Mohs hardness evaluations are all about scratch resistance, and have very little to do about glass overall chip or shatter resistance. Corning's Gorilla Glass, and Apple's ion-strengthened "Ion-X" hardened glass formulations are more about preventing the propagation of cracks, similar to when a minor defect in a car's windshield grows rapidly after a shock from the car hitting a pothole.
"When we consider all hardness tests, Gorilla Glass 5 is actually harder than Gorilla Glass 4," said Amin. "we believe that GG5 should be performing similarly to GG4."
Regardless of the reason for the screen's appearance following the testing and explanations by Corning on what the marks on the screen are from, the Samsung Galaxy Note 7's screen appears to be more readily impacted by scratches, or difficult to remove materials embedded in the screen, than previous models with older Gorilla Glass variants.
Apple was said to abandon wide use of the harder sapphire for iPhone and iPad screens because of the collapsed deal with sapphire glass fabricator GT Advanced.
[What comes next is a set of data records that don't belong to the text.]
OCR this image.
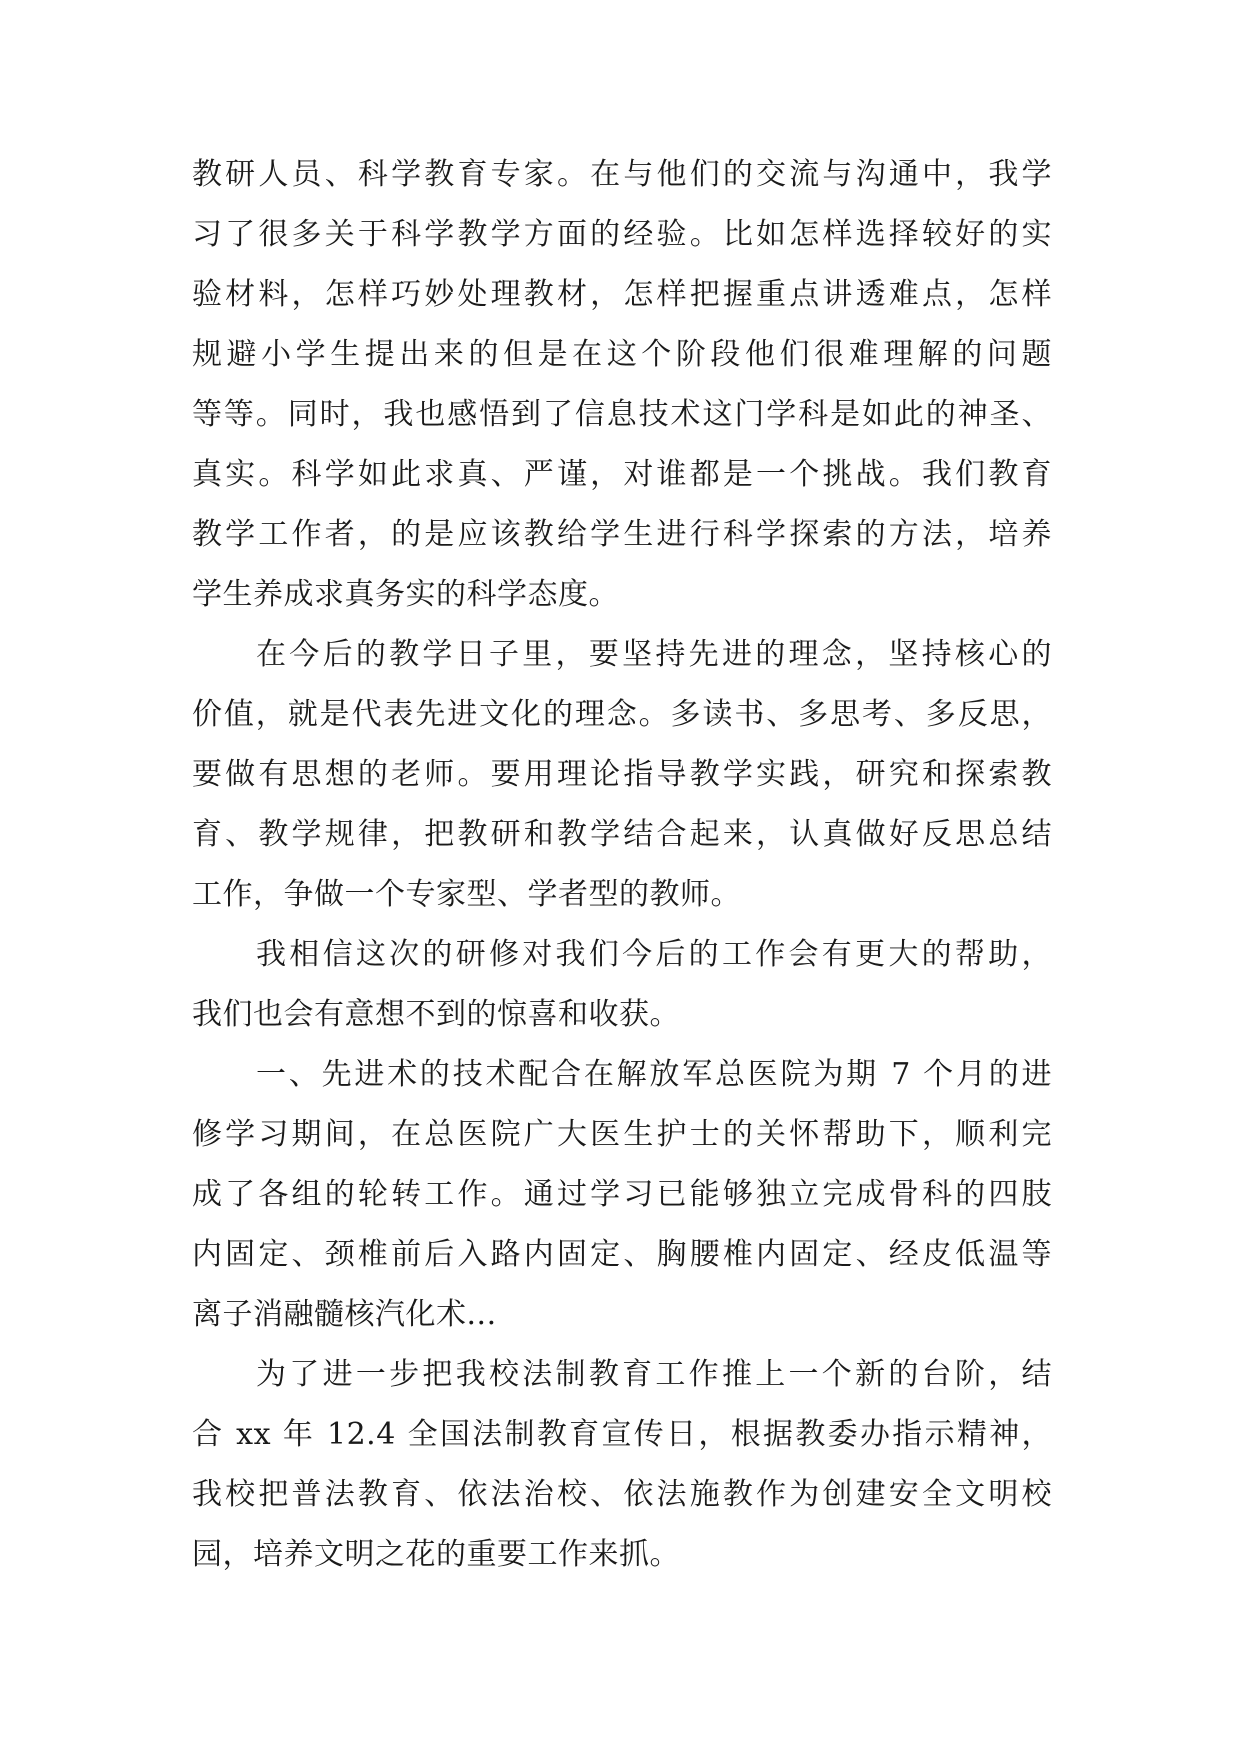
教研人员、科学教育专家。在与他们的交流与沟通中，我学
习了很多关于科学教学方面的经验。比如怎样选择较好的实
验材料，怎样巧妙处理教材，怎样把握重点讲透难点，怎样
规避小学生提出来的但是在这个阶段他们很难理解的问题
等等。同时，我也感悟到了信息技术这门学科是如此的神圣、
真实。科学如此求真、严谨，对谁都是一个挑战。我们教育
教学工作者，的是应该教给学生进行科学探索的方法，培养
学生养成求真务实的科学态度。
在今后的教学日子里，要坚持先进的理念，坚持核心的
价值，就是代表先进文化的理念。多读书、多思考、多反思，
要做有思想的老师。要用理论指导教学实践，研究和探索教
育、教学规律，把教研和教学结合起来，认真做好反思总结
工作，争做一个专家型、学者型的教师。
我相信这次的研修对我们今后的工作会有更大的帮助，
我们也会有意想不到的惊喜和收获。
一、先进术的技术配合在解放军总医院为期 7 个月的进
修学习期间，在总医院广大医生护士的关怀帮助下，顺利完
成了各组的轮转工作。通过学习已能够独立完成骨科的四肢
内固定、颈椎前后入路内固定、胸腰椎内固定、经皮低温等
离子消融髓核汽化术...
为了进一步把我校法制教育工作推上一个新的台阶，结
合 xx 年 12.4 全国法制教育宣传日，根据教委办指示精神，
我校把普法教育、依法治校、依法施教作为创建安全文明校
园，培养文明之花的重要工作来抓。
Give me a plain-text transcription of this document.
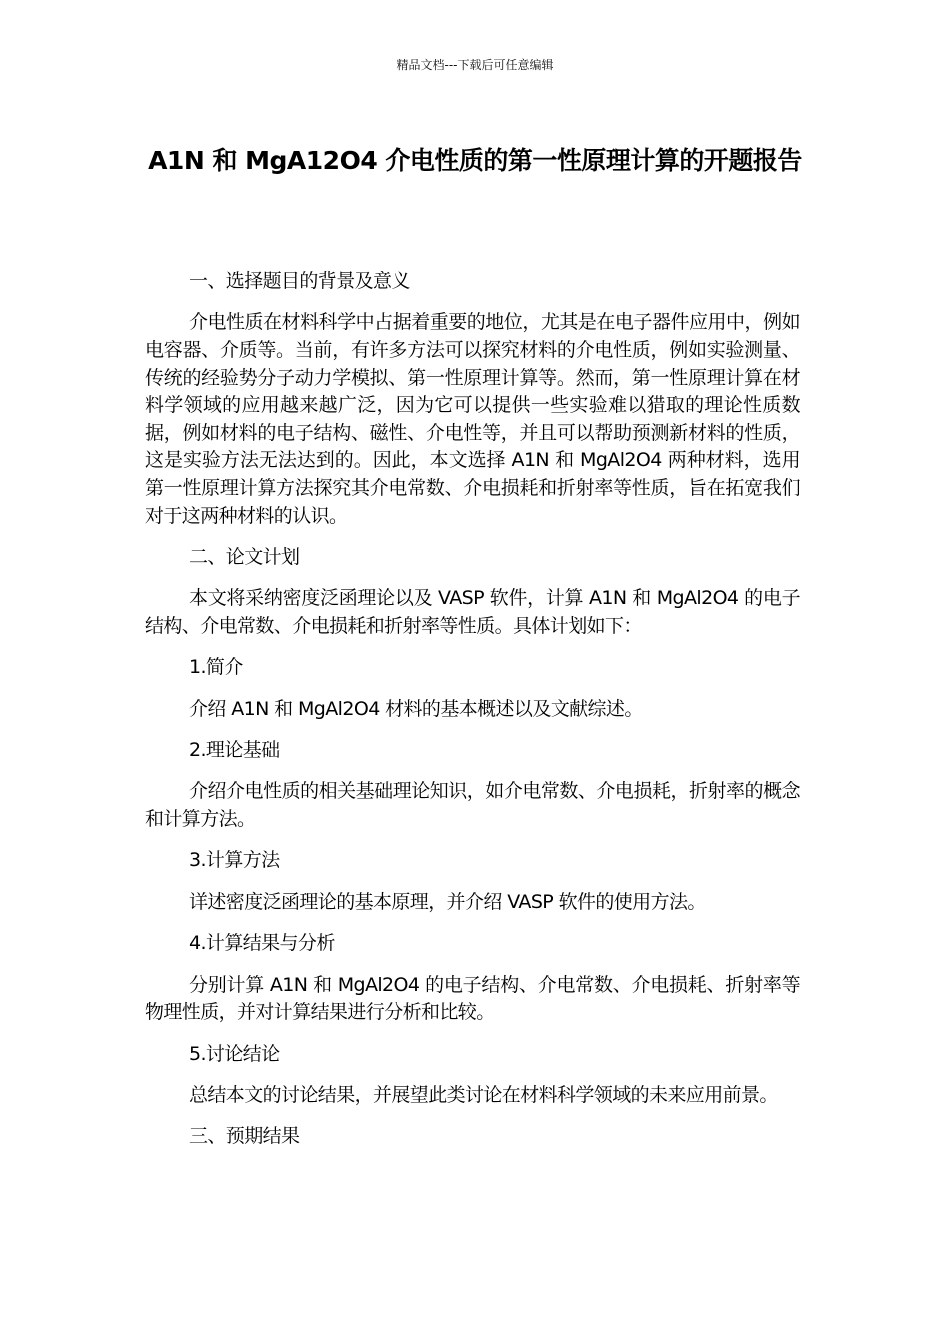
精品文档---下载后可任意编辑
A1N 和 MgA12O4 介电性质的第一性原理计算的开题报告

一、选择题目的背景及意义

介电性质在材料科学中占据着重要的地位，尤其是在电子器件应用中，例如电容器、介质等。当前，有许多方法可以探究材料的介电性质，例如实验测量、传统的经验势分子动力学模拟、第一性原理计算等。然而，第一性原理计算在材料学领域的应用越来越广泛，因为它可以提供一些实验难以猎取的理论性质数据，例如材料的电子结构、磁性、介电性等，并且可以帮助预测新材料的性质，这是实验方法无法达到的。因此，本文选择 A1N 和 MgAl2O4 两种材料，选用第一性原理计算方法探究其介电常数、介电损耗和折射率等性质，旨在拓宽我们对于这两种材料的认识。

二、论文计划

本文将采纳密度泛函理论以及 VASP 软件，计算 A1N 和 MgAl2O4 的电子结构、介电常数、介电损耗和折射率等性质。具体计划如下：

1.简介

介绍 A1N 和 MgAl2O4 材料的基本概述以及文献综述。

2.理论基础

介绍介电性质的相关基础理论知识，如介电常数、介电损耗，折射率的概念和计算方法。

3.计算方法

详述密度泛函理论的基本原理，并介绍 VASP 软件的使用方法。

4.计算结果与分析

分别计算 A1N 和 MgAl2O4 的电子结构、介电常数、介电损耗、折射率等物理性质，并对计算结果进行分析和比较。

5.讨论结论

总结本文的讨论结果，并展望此类讨论在材料科学领域的未来应用前景。

三、预期结果
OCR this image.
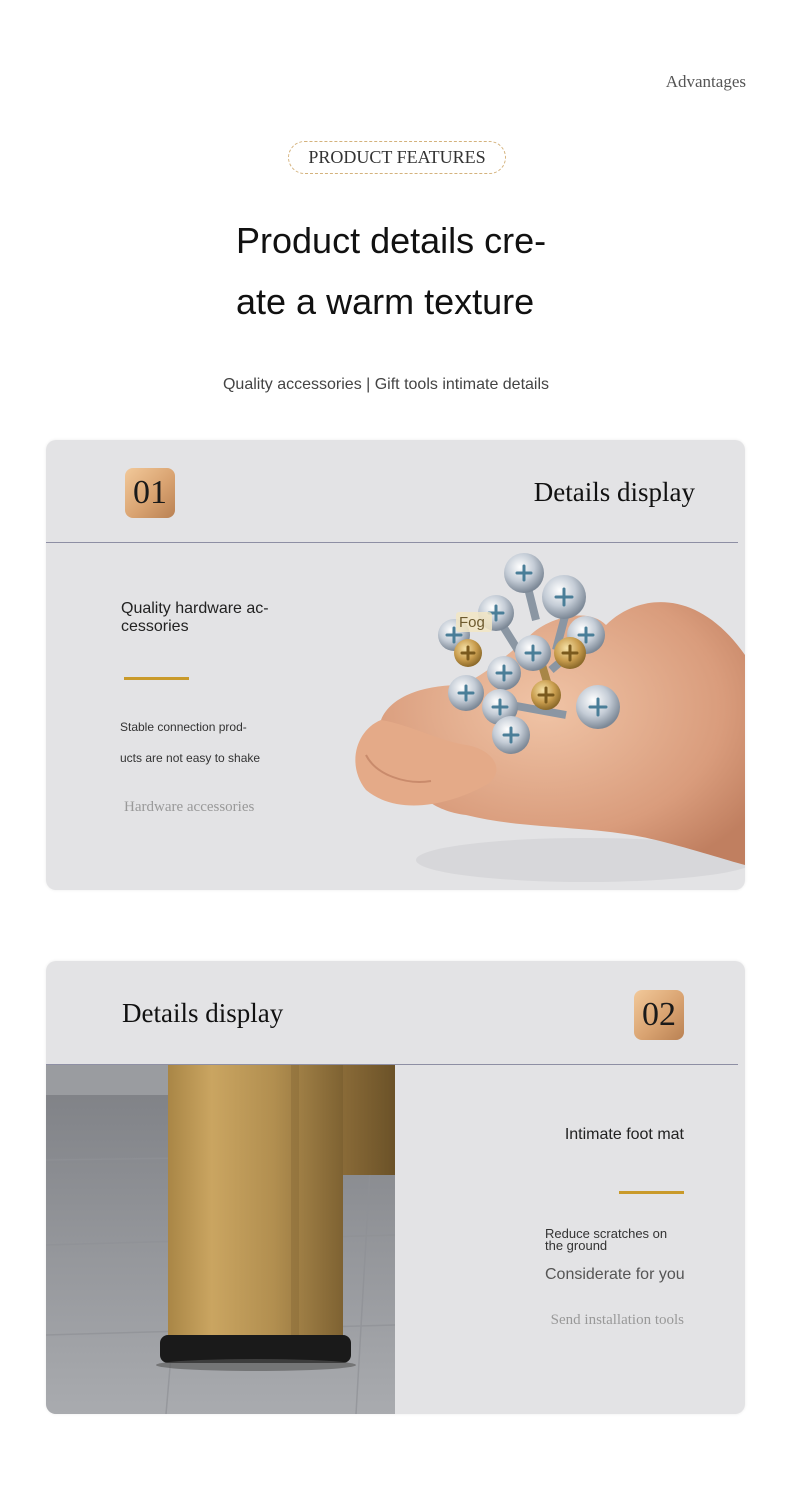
Advantages
PRODUCT FEATURES
Product details cre-
ate a warm texture
Quality accessories | Gift tools intimate details
01	Details display
Quality hardware ac-
cessories
Stable connection prod-
ucts are not easy to shake
Hardware accessories
Fog
Details display	02
Intimate foot mat
Reduce scratches on
the ground
Considerate for you
Send installation tools
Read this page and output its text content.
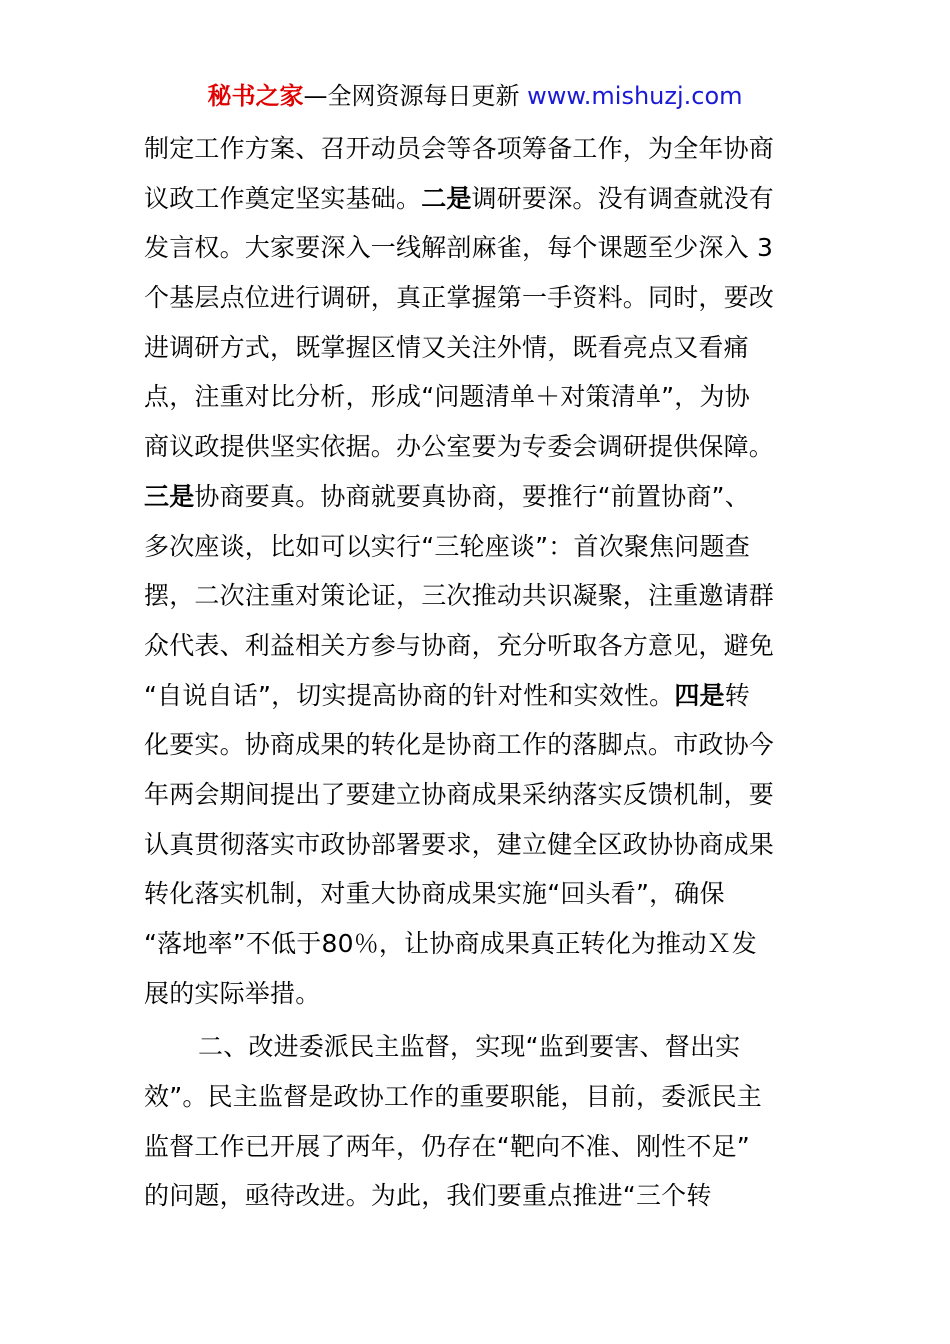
秘书之家—全网资源每日更新 www.mishuzj.com
制定工作方案、召开动员会等各项筹备工作，为全年协商
议政工作奠定坚实基础。二是调研要深。没有调查就没有
发言权。大家要深入一线解剖麻雀，每个课题至少深入 3
个基层点位进行调研，真正掌握第一手资料。同时，要改
进调研方式，既掌握区情又关注外情，既看亮点又看痛
点，注重对比分析，形成“问题清单＋对策清单”，为协
商议政提供坚实依据。办公室要为专委会调研提供保障。
三是协商要真。协商就要真协商，要推行“前置协商”、
多次座谈，比如可以实行“三轮座谈”：首次聚焦问题查
摆，二次注重对策论证，三次推动共识凝聚，注重邀请群
众代表、利益相关方参与协商，充分听取各方意见，避免
“自说自话”，切实提高协商的针对性和实效性。四是转
化要实。协商成果的转化是协商工作的落脚点。市政协今
年两会期间提出了要建立协商成果采纳落实反馈机制，要
认真贯彻落实市政协部署要求，建立健全区政协协商成果
转化落实机制，对重大协商成果实施“回头看”，确保
“落地率”不低于80％，让协商成果真正转化为推动Ｘ发
展的实际举措。
二、改进委派民主监督，实现“监到要害、督出实
效”。民主监督是政协工作的重要职能，目前，委派民主
监督工作已开展了两年，仍存在“靶向不准、刚性不足”
的问题，亟待改进。为此，我们要重点推进“三个转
The deal which never delivered sapphire glass in any giant quantity needed for screen use lead to the bankruptcy and sale of the foundry's assets.
Sapphire glass is used by Apple in Touch ID sensors, iPhone camera lenses, and the non-Sport versions of the Apple Watch.
Corning has claimed in the past that despite sapphire's greater Mohs hardness, screens made from the material would be more susceptible to breaking and less optically clear than its own Gorilla Glass.
AppleInsider has reached out to Corning for further comment on the matter.